In 〈Nirvana the Band〉 humor is both the engine of entertainment and a tool for measuring how comedy ages. The director blends the time‑travel premise with comedy to show how sensitive humor is to the social context of an era. When Matt and Jay travel back to 2008, they end up watching The Hangover (2009) in a theater, an intentionally anachronistic moment. The film quotes one of The Hangover’s many scenes in which a character uses the slur “homo” as part of a joke. Jokes that denigrated people based on race, gender or sexual orientation were mainstream in the 2000s but are now widely seen as ignorant and lacking empathy.

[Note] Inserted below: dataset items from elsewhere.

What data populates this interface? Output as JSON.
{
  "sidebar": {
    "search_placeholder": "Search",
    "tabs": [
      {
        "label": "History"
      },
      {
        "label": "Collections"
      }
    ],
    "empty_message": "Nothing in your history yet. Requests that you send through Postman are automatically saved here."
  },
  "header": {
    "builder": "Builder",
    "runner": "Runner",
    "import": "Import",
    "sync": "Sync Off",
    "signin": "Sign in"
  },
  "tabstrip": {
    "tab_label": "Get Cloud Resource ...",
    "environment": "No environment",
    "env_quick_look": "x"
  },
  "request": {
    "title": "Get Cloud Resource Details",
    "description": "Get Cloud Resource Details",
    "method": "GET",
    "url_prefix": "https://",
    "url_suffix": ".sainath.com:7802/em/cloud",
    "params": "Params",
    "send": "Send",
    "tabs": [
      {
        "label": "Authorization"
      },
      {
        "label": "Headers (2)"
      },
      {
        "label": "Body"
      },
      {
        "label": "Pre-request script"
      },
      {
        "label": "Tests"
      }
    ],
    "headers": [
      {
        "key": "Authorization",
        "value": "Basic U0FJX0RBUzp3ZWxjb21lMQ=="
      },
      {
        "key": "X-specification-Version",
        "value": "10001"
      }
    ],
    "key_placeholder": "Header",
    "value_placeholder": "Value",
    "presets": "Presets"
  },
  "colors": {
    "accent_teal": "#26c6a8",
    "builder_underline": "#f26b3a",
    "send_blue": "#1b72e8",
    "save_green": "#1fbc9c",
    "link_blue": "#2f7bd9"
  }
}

Unable to endure an audience guffawing at humor that no longer fits contemporary sensibilities, Matt storms out of the theater. The sequence doubles as Matt’s self‑reflection on how he might once have accepted such humor uncritically. The film also addresses the weight of jokes through scenes in which Matt and Jay discuss Russell Peters’s racial comedy and through satire of Will Smith’s assault on Chris Rock. 〈Nirvana the Band〉 treats humor not as mere gag‑making but as a social mechanism that must continually renew collective agreement about what is acceptable. At the same time, humor produces shared laughter while also revealing who is being othered — acting as a litmus test for the society that produces it. In this way, 〈Nirvana the Band〉 keeps sight of comedy’s evolving value and the ethical role comedians must consider.